James Carville is that sort of partisan hack who I don’t think really have much worth saying outside of war stories from the 1992 Clinton Campaign. But he has a new quickie little paperback book out. This one not co-written with his fellow Clintonite and talking head Paul Begala. It shows him on the cover photo-shopped with the man he tried to defeat in that last Democratic Primary — Barack Obama. In the tradition of Hugh Hewitt’s triumphantlist Republican book “Painting the Map Red“, Carville brings us the triumphantlist Democratic book, “40 More Years“.

Hewitt, it appears, has poked back down into the rubble to write a book on Rebuilding his Party. Building on his previous work, I suppose.

Read Carville at your own risk. I will go ahead and explain his “40 Years” basis. Political Realignments through history. Jefferson’s party won 7 elections against his opponent party’s 0 victories between 1800 and 1824. Jackson’s party won 6 elections against his opponent’s party’s 2 victories between 1828 and 1856. Lincoln’s party won 7 elections against his opponent’s party’s 2 victories between 1860 and 1892. McKinley’s party won 7 elections against his opponent’s party’s 2 victories between 1896 and 1928. Roosevelt’s party won 7 versus his opponent’s party’s 2 victories between 1932 and 1964. And Nixon’s party won 7 victories versus his opponent’s party’s 3 victories between 1968 and 2004.

The minority parties in these various time periods had to scramble the electorate somehow or other in order to win an election. The two Whig victories came with War heroes and the second Whig party victory came without a party platform — the vice-president that ended up president after the Whig President’s death tended to stray afield from Whig philosophy and antagonized the Whig Party faithful.
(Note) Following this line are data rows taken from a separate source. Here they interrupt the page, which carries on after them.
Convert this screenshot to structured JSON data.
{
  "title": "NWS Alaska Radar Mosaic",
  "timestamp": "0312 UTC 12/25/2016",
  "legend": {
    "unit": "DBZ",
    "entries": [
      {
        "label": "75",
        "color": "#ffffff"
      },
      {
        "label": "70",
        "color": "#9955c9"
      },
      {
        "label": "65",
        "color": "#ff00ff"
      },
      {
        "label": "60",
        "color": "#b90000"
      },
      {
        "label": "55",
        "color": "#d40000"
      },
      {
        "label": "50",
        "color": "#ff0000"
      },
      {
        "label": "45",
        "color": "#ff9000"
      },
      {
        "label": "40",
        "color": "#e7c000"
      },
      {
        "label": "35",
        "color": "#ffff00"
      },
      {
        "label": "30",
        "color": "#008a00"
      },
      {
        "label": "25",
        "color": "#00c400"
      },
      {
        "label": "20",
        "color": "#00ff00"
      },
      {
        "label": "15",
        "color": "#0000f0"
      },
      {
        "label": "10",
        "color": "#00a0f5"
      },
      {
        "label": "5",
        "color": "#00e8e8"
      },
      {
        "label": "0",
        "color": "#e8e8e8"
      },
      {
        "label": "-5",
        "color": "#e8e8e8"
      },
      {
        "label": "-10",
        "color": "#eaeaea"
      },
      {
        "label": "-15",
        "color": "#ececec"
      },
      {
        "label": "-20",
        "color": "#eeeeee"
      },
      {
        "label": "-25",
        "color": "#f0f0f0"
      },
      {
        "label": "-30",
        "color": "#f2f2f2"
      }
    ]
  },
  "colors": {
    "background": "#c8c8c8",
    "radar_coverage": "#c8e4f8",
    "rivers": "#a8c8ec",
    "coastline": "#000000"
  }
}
The Eisenhower victory was again a congenial consensus quasi-partisan figure. The Democrats in the age of Nixon were Southerners needed to tug at the once Democratic south back in their direction. A sign of the struggle is shown in that it took two southerners to pull off the feat in 1992, where one Southerner served the purpose in 1976. At the same time, Truman in 1948 could pull out a victory by force of largely partisan appeals of pulling together their party’s coalition, as Bush could in 2004. Dewey, Nixon in 1960, and Kerry in 2004 did not have this luxury, and suffered messaging problems as a result of the dilemma.

A telling fact with 2008 is that two Northeasterners from solidly Blue states won the election for the Democrats, whereas the coalition between 1932 and 164 had Roosevelt run with the Southern Garner, than the border-state Truman, and Kennedy run with the Texan Johnson — and the era of the Democratic Minority (in terms of presidential politics) that followed forced Southerners on the ticket.

Keep in mind that at all times, the fissures exist that show both how the party’s alignment is falling apart, and how the next one might be born. Johnson undid his current Democratic coalition and sparked the next.

So, here’s what makes Carville a bad messenger for what’s something of boil-plate “Emerging Democratic Party Majority” message. He worked to scramble together Democratic victories under the previous epoch. The two figures he was instrumental in bringing to prominence in the United States are Bill Clinton and Zell Miller. Maybe we’ve entered an era where the Democratic Party is going to win 7 out of 9 presidential elections, or 7 out of 10, and maybe we haven’t, but it’ll be with something other than Zell Miller and with different entries in the minority Republican’s South.